Publié le par Nectaire Tempion

La fin de la « guerre » d’Algérie. Un 11 novembre, en quelque sorte. En realité, il y eut une révolution d’inspiration hitlérienne. Dans la région lilloise, des réglements de compte entre les sicaires du FLN, néo-nazis, et ceux du MNA, archéo-kominterniens. De temps à autre, les flics découvraient une chambre de torture dans l’arrière-salle d’un bistrot.
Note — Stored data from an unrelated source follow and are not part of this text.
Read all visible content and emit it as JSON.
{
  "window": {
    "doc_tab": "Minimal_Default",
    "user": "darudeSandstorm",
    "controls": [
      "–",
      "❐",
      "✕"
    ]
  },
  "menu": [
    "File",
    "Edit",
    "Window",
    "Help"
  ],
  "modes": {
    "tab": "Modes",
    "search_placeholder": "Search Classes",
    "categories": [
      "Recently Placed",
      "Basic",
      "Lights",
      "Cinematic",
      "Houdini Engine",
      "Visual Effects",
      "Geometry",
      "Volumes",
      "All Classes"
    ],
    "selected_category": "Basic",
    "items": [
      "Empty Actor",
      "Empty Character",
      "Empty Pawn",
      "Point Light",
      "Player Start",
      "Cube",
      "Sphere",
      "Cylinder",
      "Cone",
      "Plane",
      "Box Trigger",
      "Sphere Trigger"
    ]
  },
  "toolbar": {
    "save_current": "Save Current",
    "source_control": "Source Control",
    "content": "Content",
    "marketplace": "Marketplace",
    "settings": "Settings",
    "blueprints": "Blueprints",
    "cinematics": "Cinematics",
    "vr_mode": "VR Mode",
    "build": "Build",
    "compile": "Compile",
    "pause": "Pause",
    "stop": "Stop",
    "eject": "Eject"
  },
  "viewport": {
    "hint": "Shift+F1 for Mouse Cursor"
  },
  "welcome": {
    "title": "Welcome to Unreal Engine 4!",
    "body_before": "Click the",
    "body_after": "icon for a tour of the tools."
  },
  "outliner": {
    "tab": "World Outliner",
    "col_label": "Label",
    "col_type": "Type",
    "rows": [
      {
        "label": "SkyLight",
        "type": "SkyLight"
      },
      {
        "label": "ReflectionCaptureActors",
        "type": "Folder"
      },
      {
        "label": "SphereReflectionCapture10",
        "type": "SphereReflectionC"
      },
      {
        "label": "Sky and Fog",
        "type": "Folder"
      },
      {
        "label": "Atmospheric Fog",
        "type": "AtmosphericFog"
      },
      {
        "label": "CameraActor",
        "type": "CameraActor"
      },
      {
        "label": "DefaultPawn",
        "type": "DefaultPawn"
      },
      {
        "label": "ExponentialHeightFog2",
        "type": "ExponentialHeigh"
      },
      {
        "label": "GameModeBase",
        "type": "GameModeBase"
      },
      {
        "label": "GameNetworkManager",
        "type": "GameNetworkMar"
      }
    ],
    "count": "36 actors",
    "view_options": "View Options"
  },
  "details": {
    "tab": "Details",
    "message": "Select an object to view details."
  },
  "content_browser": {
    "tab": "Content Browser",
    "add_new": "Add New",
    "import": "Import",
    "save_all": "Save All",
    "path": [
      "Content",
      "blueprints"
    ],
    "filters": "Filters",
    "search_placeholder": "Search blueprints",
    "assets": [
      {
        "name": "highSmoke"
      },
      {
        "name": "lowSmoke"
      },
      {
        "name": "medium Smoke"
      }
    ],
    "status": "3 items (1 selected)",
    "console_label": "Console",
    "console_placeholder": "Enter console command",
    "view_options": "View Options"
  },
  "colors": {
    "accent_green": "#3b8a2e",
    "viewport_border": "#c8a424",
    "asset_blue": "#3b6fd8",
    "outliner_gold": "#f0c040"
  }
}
A Roubaix, un commissariat fut attaqué ; après quoi, pendant de nombreuses années, l’entrée de tous les commissariats fut gardée, mitraillette au poing.

A Paris (pas dans le Nord où le MNA était en position de force), le FLN levait l’impôt révolutionnaire sur les travailleurs algériens.

Ne dites pas non : ce fut l’ambiance de mes vingt ans.

En Algérie, la révolution fut battue à plates coutures, et pas par des super-flics, ni des soldats d’élite, mais par les bidasses du contingent.

Après quoi, un traître, dont le nom est dans toutes les mémoires, livra l’Algérie (et les gisements du Sahara, c’est pourquoi le prix de l’essence à la pompe m’amuse), aux nazillons, ce qui lui valut, en métropole, une immense popularité. Il organisa un referendum, en métropole, le 8 avril 1962, avec un résultat digne d’un régime totalitaire : oui à 95,2 % des suffrages exprimés.

Les mois qui suivirent furent consacrés à mettre en place le régime hitléro-gaullien qui existe encore. Formalité rituelle : un plébiscite, en Algérie, en marqua l’indépendance, le 1er juillet : oui à 99,7 % des suffrages exprimés.

Pour le cinquantenaire de cette indépendance, je demande solennellement le transfert des cendres de Charles de Gaulle en Algérie.